A giant stitch closes the Mount Edgecombe gap

Incremental launching is a relatively recent method of building a complete bridge and can save time, money, space and disruption while easing access and delivering a high-quality finish.

Champagne was popped on 4 August 2017 when, after two-and-half years since they first began extending progressively towards each other, the north and south decks of the one-kilometre ramp of the Mount Edgecombe Interchange were joined.

While motorists went about their way negotiating the labyrinth of deviations below the multidirectional bridges being constructed, history was unfolding more than 20 metres above them when the longest incrementally launched bridge in South Africa neared completion.

The one-kilometre long bridge forms part of the improvements being undertaken by the South African National Roads Agency (SOC) Limited (SANRAL) at the N2/M41 Mount Edgecombe Interchange north of Durban, connecting Phoenix and uMhlanga with Durban and the north coast of KwaZulu-Natal.

Innovative methods

Incremental launching is a relatively recent method of building a complete bridge and can save time, money, space and disruption while easing access and delivering a high-quality finish.

It involves casting 12-30 metre long sections of the bridge superstructure in a stationary formwork behind an abutment and pushing a completed section forward along the bridge axis. The sections are cast contiguously and then stressed together.

Corne’ Roux, project manager for SANRAL Eastern Region, said due to the expansion of the uMhlanga and La Lucia Ridge areas, the existing interchange had been operating at capacity with vehicles backing up on the M41 and onto the N2 in peak hours.

“An additional 40 000 vehicles enter or leave the N2 from the M41 daily resulting in substantial queuing of vehicles during the day,” said Roux. “This, together with expected future expansions and anticipated development of the Cornubia area, required the existing interchange to be upgraded in order to improve the flow to and from the N2 and M41 to the supporting road network.”

He added that the Mount Edgecombe interchange upgrade has changed the landscape forever and is sure to become a well-known landmark in years to come.

“Constructing one of the longest structures ever built in South Africa over one of the busiest intersections in KwaZulu-Natal successfully, without ever closing any of the roads permanently, bears testimony to the success of the selected construction methods and materials,” he said.

The intricacies

Gert van Schalkwyk, resident engineer for the main consulting engineers SMEC South Africa, said Bridge B0215 has a deck length of 947 metres, which not only makes it the longest incrementally launched bridge in the Southern hemisphere, but also one of the longest structures in South Africa.

It has a total number of 23 piers of which the highest is 26 metres with typical spans of 42 metres and the longest span of 50.5 metres.

What sets B0215 apart from anything else previously or currently being done in South Africa is not only its sheer size and length, but also the fact the bridge is constructed in two decks which are both incrementally launched from opposite sides with the intention to meet in the centre.

Van Schalkwyk said: “Ensuring that the two decks would meet up after each individual deck was launched was a very challenging exercise and took some innovative engineering and design.
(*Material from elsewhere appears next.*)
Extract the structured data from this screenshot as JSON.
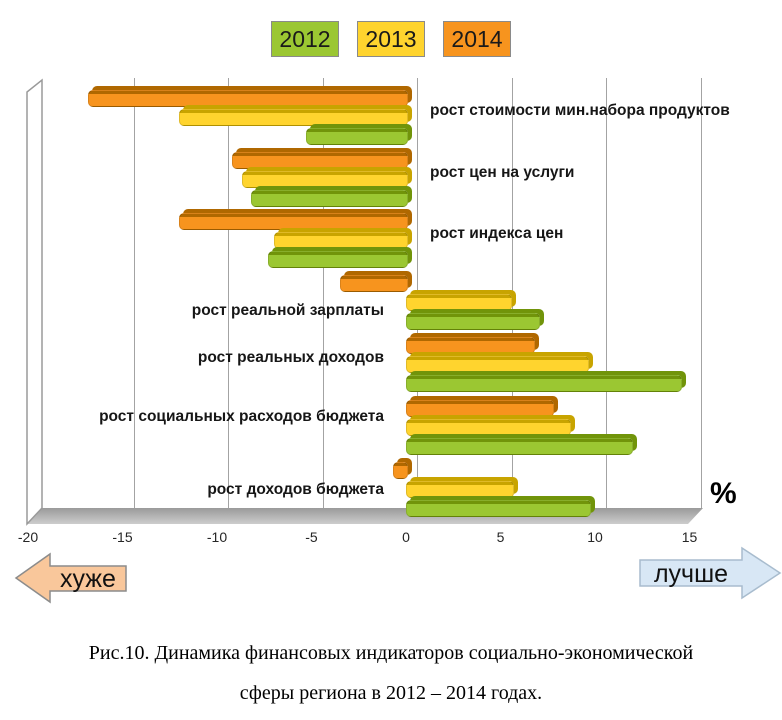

“The deck was modelled on AutoCAD in 3D to accurately plot the launching path of the deck during construction. This model was used by the surveyors to set out and track the bridge within 1mm of its design trajectory, alignment and level.

“A total of three surveyors were present during each of the launching operations to ensure live tracking of the front and back of the deck as well as provide constant verification of their surveys.”

Both decks were successfully launched into their final position and completed in July 2016. The decks were launched to within five metres from each other: the last five metres of deck was cast insitu and is referred to as the “stitch” which neatly and monolithically joins the decks together.

Final piece of the puzzle

Like the final piece of a giant Lego puzzle, it was the stitch that was placed in position on 4 August.

“The final position of the decks, transversely, was 7mm from the design position and nought millimetres difference in level from the design level,” said Van Schalkwyk.

“Given the size of the decks and the fact these decks were launched from the two opposite ends of the site, this accurate final position is a testimony of the workmanship and world class engineering capabilities in South Africa,”

“The positioning of the stitch between the north and south ramps to close the gap may well be considered as the crowning achievement and is testament to not only design excellence but also implementation,” he said.